Training step function:
- Pass inputs through model 
- Compute loss (cross entropy using log_softmax outputs + l2_regularization + robust loss)
- Compute gradients
- Update params in training state via gradients


In [None]:
rng_key = jax.random.PRNGKey(seed)

In [None]:
x_train, y_train, x_test, y_test = load_data()
x_train = x_train.reshape((-1, *input_shape))
x_test = x_test.reshape((-1, *input_shape))

In [None]:
model = CNN()
rng_key, subkey = jax.random.split(rng_key)
# Initialize both params and running batch statistics
model_variables = model.init(subkey, jnp.ones((1, *input_shape)), training=False)

In [None]:
optim = optax.adam(learning_rate)

In [None]:
class TrainState(flax.training.train_state.TrainState):
    batch_stats: Any


train_state = TrainState.create(apply_fn=model.apply, **model_variables, tx=optim)

In [None]:
@partial(jax.jit, static_argnames="robustness_eps")
def train_step(state, batch, *, robustness_eps):
    loss = partial(loss_fn, state, batch, robustness_eps=robustness_eps)
    grad_fn = jax.value_and_grad(loss, has_aux=True)
    (loss, (nat_loss, robust_loss, nat_acc, robust_acc, updates)), grads = grad_fn(
        state.params
    )
    new_state = state.apply_gradients(grads=grads)
    new_state = new_state.replace(batch_stats=updates["batch_stats"])
    return new_state, loss, nat_loss, robust_loss, nat_acc, robust_acc

Running the training loop below for EMNIST takes approx. **80 min** on machine without GPU

In [None]:
prepare_epochs, warmup_epochs, _ = num_epochs
total_epochs = sum(num_epochs)
epoch_len = len(x_train) // batch_size

log_epochs = epoch_len // 5

for epoch in range(total_epochs):
    if epoch < prepare_epochs:
        eps_ = 0.0
    elif epoch < prepare_epochs + warmup_epochs:
        eps_ = eps * (epoch - prepare_epochs + 1) / (warmup_epochs + 1)
    else:
        eps_ = eps

    running_loss = running_nat_loss = running_rob_loss = running_nat_acc = (
        running_rob_acc
    ) = 0.0

    # Reshuffle the training set every epoch
    rng_key, subkey = jax.random.split(rng_key)
    train_idx = jax.random.permutation(subkey, len(x_train))
    for i in range(epoch_len):
        batch_images = x_train[train_idx[i * batch_size : (i + 1) * batch_size]]
        batch_labels = y_train[train_idx[i * batch_size : (i + 1) * batch_size]]
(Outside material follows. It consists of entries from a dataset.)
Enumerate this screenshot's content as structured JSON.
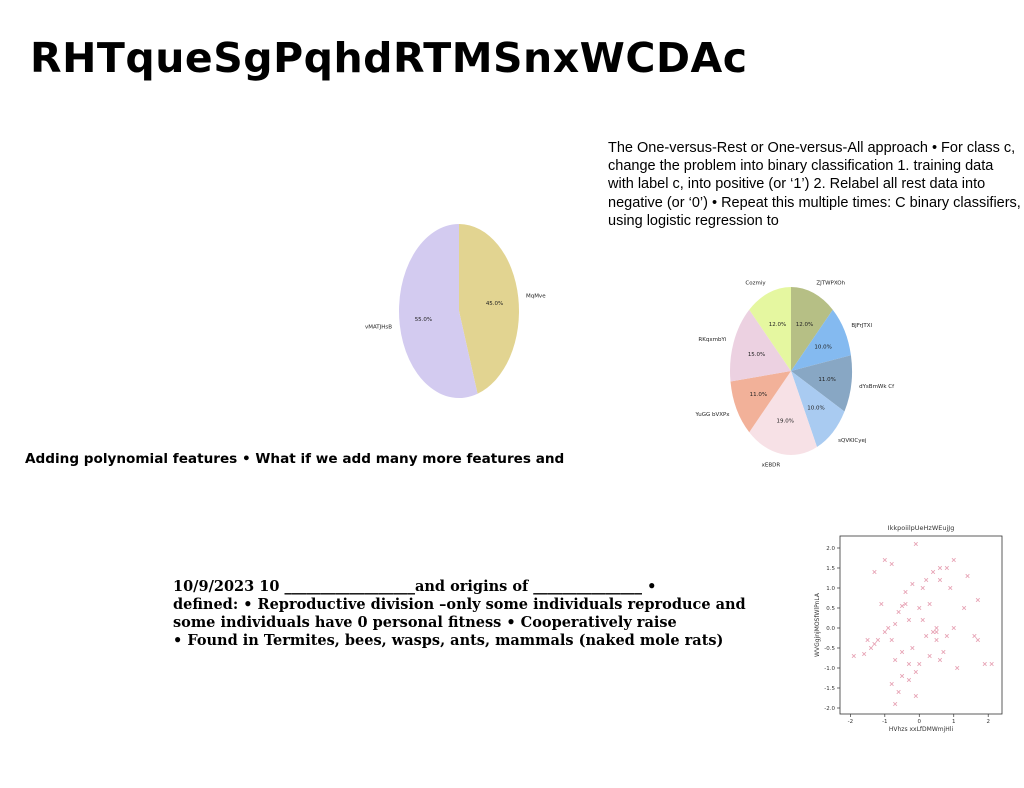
{
  "slide": {
    "title": "RHTqueSgPqhdRTMSnxWCDAc",
    "paragraph": "The One-versus-Rest or One-versus-All approach • For class c, change the problem into binary classification 1. training data with label c, into positive (or ‘1’) 2. Relabel all rest data into negative (or ‘0’) • Repeat this multiple times: C binary classifiers, using logistic regression to",
    "caption": "Adding polynomial features • What if we add many more features and",
    "bio_lines": [
      "10/9/2023 10 __________________and origins of _______________ •",
      "defined: • Reproductive division –only some individuals reproduce and",
      "some individuals have 0 personal fitness • Cooperatively raise",
      "• Found in Termites, bees, wasps, ants, mammals (naked mole rats)"
    ]
  },
  "chart_data": [
    {
      "type": "pie",
      "title": "",
      "labels": [
        "MqMve",
        "vMATJHsB"
      ],
      "values": [
        45.0,
        55.0
      ],
      "value_labels": [
        "45.0%",
        "55.0%"
      ],
      "colors": [
        "#e2d491",
        "#d3cbf0"
      ],
      "start": "top",
      "direction": "clockwise"
    },
    {
      "type": "pie",
      "title": "",
      "labels": [
        "ZJTWPXOh",
        "BJFrJTXl",
        "dYsBmWk Cf",
        "sQVKICyej",
        "xEBDR",
        "YuGG bVXPx",
        "RKqxmbYi",
        "Cozmiy"
      ],
      "values": [
        12.0,
        10.0,
        11.0,
        10.0,
        19.0,
        11.0,
        15.0,
        12.0
      ],
      "value_labels": [
        "12.0%",
        "10.0%",
        "11.0%",
        "10.0%",
        "19.0%",
        "11.0%",
        "15.0%",
        "12.0%"
      ],
      "colors": [
        "#b6bf85",
        "#84baf0",
        "#88a7c4",
        "#a9cbf1",
        "#f7e1e6",
        "#f2b199",
        "#ecd1e1",
        "#e5f7a0"
      ],
      "start": "top",
      "direction": "clockwise"
    },
    {
      "type": "scatter",
      "title": "IkkpoiilpUeHzWEujJg",
      "xlabel": "HVhzs xxLfDMWmjHli",
      "ylabel": "WVGgjnjMOSfWlPnLA",
      "xlim": [
        -2.3,
        2.4
      ],
      "ylim": [
        -2.15,
        2.3
      ],
      "xticks": [
        -2,
        -1,
        0,
        1,
        2
      ],
      "yticks": [
        -2.0,
        -1.5,
        -1.0,
        -0.5,
        0.0,
        0.5,
        1.0,
        1.5,
        2.0
      ],
      "grid": false,
      "marker": "x",
      "color": "#e7a3b5",
      "series": [
        {
          "x": [
            -0.1,
            -1.0,
            -0.8,
            -1.3,
            0.2,
            0.8,
            1.0,
            0.6,
            0.4,
            1.4,
            0.9,
            -0.4,
            0.1,
            -0.2,
            0.6,
            0.3,
            1.7,
            1.3,
            -1.1,
            -0.5,
            -0.6,
            -0.4,
            0.0,
            -0.3,
            0.1,
            0.5,
            1.0,
            1.6,
            -0.9,
            -0.7,
            -1.0,
            -1.2,
            -1.5,
            -1.3,
            -1.4,
            -0.8,
            0.8,
            0.2,
            0.4,
            0.5,
            1.7,
            1.9,
            2.1,
            -1.9,
            -1.6,
            -0.5,
            0.3,
            0.6,
            0.7,
            -0.2,
            -0.7,
            -0.3,
            0.0,
            -0.1,
            -0.5,
            1.1,
            -0.8,
            -0.3,
            -0.6,
            -0.1,
            -0.7,
            0.5
          ],
          "y": [
            2.1,
            1.7,
            1.6,
            1.4,
            1.2,
            1.5,
            1.7,
            1.5,
            1.4,
            1.3,
            1.0,
            0.9,
            1.0,
            1.1,
            1.2,
            0.6,
            0.7,
            0.5,
            0.6,
            0.55,
            0.4,
            0.6,
            0.5,
            0.2,
            0.2,
            0.0,
            0.0,
            -0.2,
            0.0,
            0.1,
            -0.1,
            -0.3,
            -0.3,
            -0.4,
            -0.5,
            -0.3,
            -0.2,
            -0.2,
            -0.1,
            -0.1,
            -0.3,
            -0.9,
            -0.9,
            -0.7,
            -0.65,
            -0.6,
            -0.7,
            -0.8,
            -0.6,
            -0.5,
            -0.8,
            -0.9,
            -0.9,
            -1.1,
            -1.2,
            -1.0,
            -1.4,
            -1.3,
            -1.6,
            -1.7,
            -1.9,
            -0.3
          ]
        }
      ]
    }
  ]
}
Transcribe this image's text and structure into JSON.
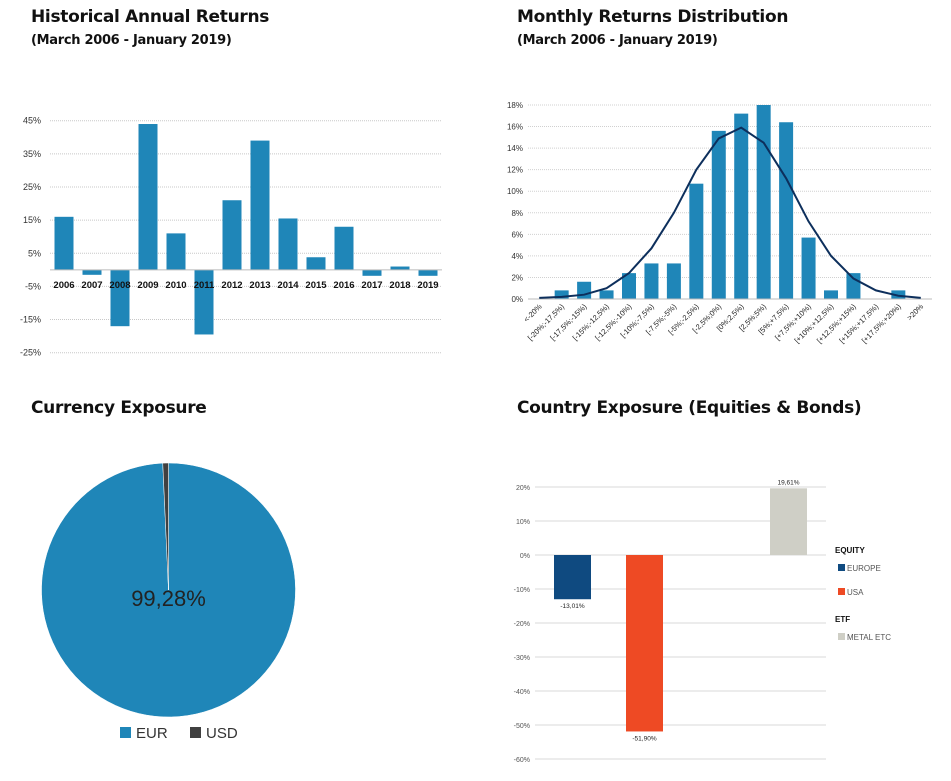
{
  "chart_data": [
    {
      "type": "bar",
      "title": "Historical Annual Returns",
      "subtitle": "(March 2006 - January 2019)",
      "categories": [
        "2006",
        "2007",
        "2008",
        "2009",
        "2010",
        "2011",
        "2012",
        "2013",
        "2014",
        "2015",
        "2016",
        "2017",
        "2018",
        "2019"
      ],
      "values": [
        16,
        -1.5,
        -17,
        44,
        11,
        -19.5,
        21,
        39,
        15.5,
        3.8,
        13,
        -1.8,
        1,
        -1.8
      ],
      "yticks": [
        "45%",
        "35%",
        "25%",
        "15%",
        "5%",
        "-5%",
        "-15%",
        "-25%"
      ],
      "ytick_values": [
        45,
        35,
        25,
        15,
        5,
        -5,
        -15,
        -25
      ],
      "ylim": [
        -25,
        45
      ],
      "grid": true,
      "color": "#1f86b8"
    },
    {
      "type": "bar",
      "title": "Monthly Returns Distribution",
      "subtitle": "(March 2006 - January 2019)",
      "categories": [
        "<-20%",
        "[-20%;-17,5%)",
        "[-17,5%;-15%)",
        "[-15%;-12,5%)",
        "[-12,5%;-10%)",
        "[-10%;-7,5%)",
        "[-7,5%;-5%)",
        "[-5%;-2,5%)",
        "[-2,5%;0%)",
        "[0%;2,5%)",
        "[2,5%;5%)",
        "[5%;+7,5%)",
        "[+7,5%;+10%)",
        "[+10%;+12,5%)",
        "[+12,5%;+15%)",
        "[+15%;+17,5%)",
        "[+17,5%;+20%)",
        ">20%"
      ],
      "values": [
        0,
        0.8,
        1.6,
        0.8,
        2.4,
        3.3,
        3.3,
        10.7,
        15.6,
        17.2,
        18.0,
        16.4,
        5.7,
        0.8,
        2.4,
        0,
        0.8,
        0
      ],
      "line": [
        0.1,
        0.2,
        0.4,
        1.0,
        2.4,
        4.7,
        8.0,
        12.0,
        14.9,
        15.9,
        14.5,
        11.2,
        7.2,
        4.0,
        1.9,
        0.8,
        0.3,
        0.1
      ],
      "yticks": [
        "18%",
        "16%",
        "14%",
        "12%",
        "10%",
        "8%",
        "6%",
        "4%",
        "2%",
        "0%"
      ],
      "ytick_values": [
        18,
        16,
        14,
        12,
        10,
        8,
        6,
        4,
        2,
        0
      ],
      "ylim": [
        0,
        18
      ],
      "grid": true,
      "color": "#1f86b8",
      "line_color": "#0d2f5c"
    },
    {
      "type": "pie",
      "title": "Currency Exposure",
      "slices": [
        {
          "name": "EUR",
          "value": 99.28,
          "color": "#1f86b8"
        },
        {
          "name": "USD",
          "value": 0.72,
          "color": "#404040"
        }
      ],
      "center_label": "99,28%",
      "legend": "bottom"
    },
    {
      "type": "bar",
      "title": "Country Exposure (Equities & Bonds)",
      "series": [
        {
          "name": "EUROPE",
          "group": "EQUITY",
          "value": -13.01,
          "label": "-13,01%",
          "color": "#0f4a80"
        },
        {
          "name": "USA",
          "group": "EQUITY",
          "value": -51.9,
          "label": "-51,90%",
          "color": "#ee4a24"
        },
        {
          "name": "METAL ETC",
          "group": "ETF",
          "value": 19.61,
          "label": "19,61%",
          "color": "#cfcfc6"
        }
      ],
      "legend_groups": [
        "EQUITY",
        "ETF"
      ],
      "yticks": [
        "20%",
        "10%",
        "0%",
        "-10%",
        "-20%",
        "-30%",
        "-40%",
        "-50%",
        "-60%"
      ],
      "ytick_values": [
        20,
        10,
        0,
        -10,
        -20,
        -30,
        -40,
        -50,
        -60
      ],
      "ylim": [
        -60,
        20
      ],
      "grid": true,
      "legend": "right"
    }
  ]
}
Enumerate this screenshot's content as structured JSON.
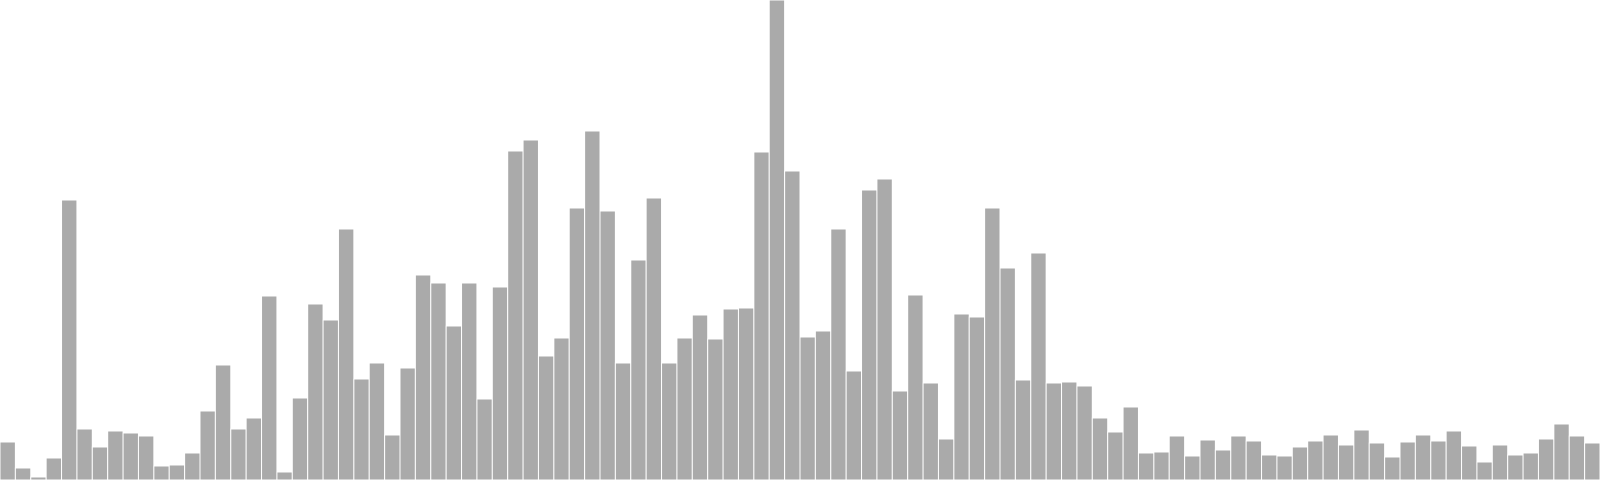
{
  "chart_data": {
    "type": "bar",
    "title": "",
    "xlabel": "",
    "ylabel": "",
    "grid": false,
    "legend": "none",
    "color": "#aaaaaa",
    "ylim": [
      0,
      480
    ],
    "values": [
      38,
      12,
      3,
      22,
      280,
      51,
      33,
      49,
      47,
      44,
      14,
      15,
      27,
      69,
      115,
      51,
      62,
      184,
      8,
      82,
      176,
      160,
      251,
      101,
      117,
      45,
      112,
      205,
      197,
      154,
      197,
      81,
      193,
      329,
      340,
      124,
      142,
      272,
      349,
      269,
      117,
      220,
      282,
      117,
      142,
      165,
      141,
      171,
      172,
      328,
      480,
      309,
      143,
      149,
      251,
      109,
      290,
      301,
      89,
      185,
      97,
      41,
      166,
      163,
      272,
      212,
      100,
      227,
      97,
      98,
      94,
      62,
      48,
      73,
      27,
      28,
      44,
      24,
      40,
      30,
      44,
      39,
      25,
      24,
      33,
      39,
      45,
      35,
      50,
      37,
      23,
      38,
      45,
      39,
      49,
      34,
      18,
      35,
      25,
      27,
      41,
      56,
      44,
      37
    ]
  }
}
        batch = {"images": batch_images, "labels": batch_labels}
        train_state, loss, nat_loss, rob_loss, nat_acc, rob_acc = train_step(
            train_state, batch, robustness_eps=eps_
        )

        running_loss += loss * (1 / log_epochs)
        running_nat_loss += nat_loss * (1 / log_epochs)
        running_rob_loss += rob_loss * (1 / log_epochs)
        running_nat_acc += nat_acc * (1 / log_epochs)
        running_rob_acc += rob_acc * (1 / log_epochs)

        if i % log_epochs == log_epochs - 1:
            test_nat_acc = full(accuracy, train_state, x_test, y_test, eval_batch_size)
            test_rob_acc = full(
                certified_accuracy,
                train_state,
                x_test,
                y_test,
                eval_batch_size,
                eps=eps,
            )
            print(
                f"[Epoch {epoch + 1}, {100 * i / epoch_len:3.0f}% (eps={eps_:.4f})] "
                f"Loss: {running_loss:.6f}, "
                f"Nat. Loss: {running_nat_loss:.6f}, "
                f"Rob. Loss: {running_rob_loss:.6f}, "
                f"Train Nat. Accuracy: {running_nat_acc * 100:.2f}%, "
                f"Train Rob. Accuracy: {running_rob_acc * 100:.2f}%, "
                f"Test Nat. Accuracy: {test_nat_acc * 100:.2f}%, "
                f"Test Rob. Accuracy: {test_rob_acc * 100:.2f}%"
            )
            running_loss = running_nat_loss = running_rob_loss = running_nat_acc = (
                running_rob_acc
            ) = 0.0

In [None]:
train_acc = full(accuracy, train_state, x_train, y_train, eval_batch_size)
train_cert_acc = full(
    certified_accuracy, train_state, x_train, y_train, eval_batch_size, eps=eps
)
test_acc = full(accuracy, train_state, x_test, y_test, eval_batch_size)
test_cert_acc = full(
    certified_accuracy, train_state, x_test, y_test, eval_batch_size, eps=eps
)

print("=" * 80)
print(
    f"Training Set: "
    f"Natural Accuracy {train_acc * 100:.2f}%, "
    f"Certified Accuracy {train_cert_acc * 100:.2f}%"
)
print(
    f"Test Set:     "
    f"Natural Accuracy {train_acc * 100:.2f}%, "
    f"Certified Accuracy {train_cert_acc * 100:.2f}%"
)

In [None]:
# Save the model parameters
with open(f"robust_{dataset.lower()}_cnn_flax.pkl", "wb") as f:
    pickle.dump(train_state.params, f)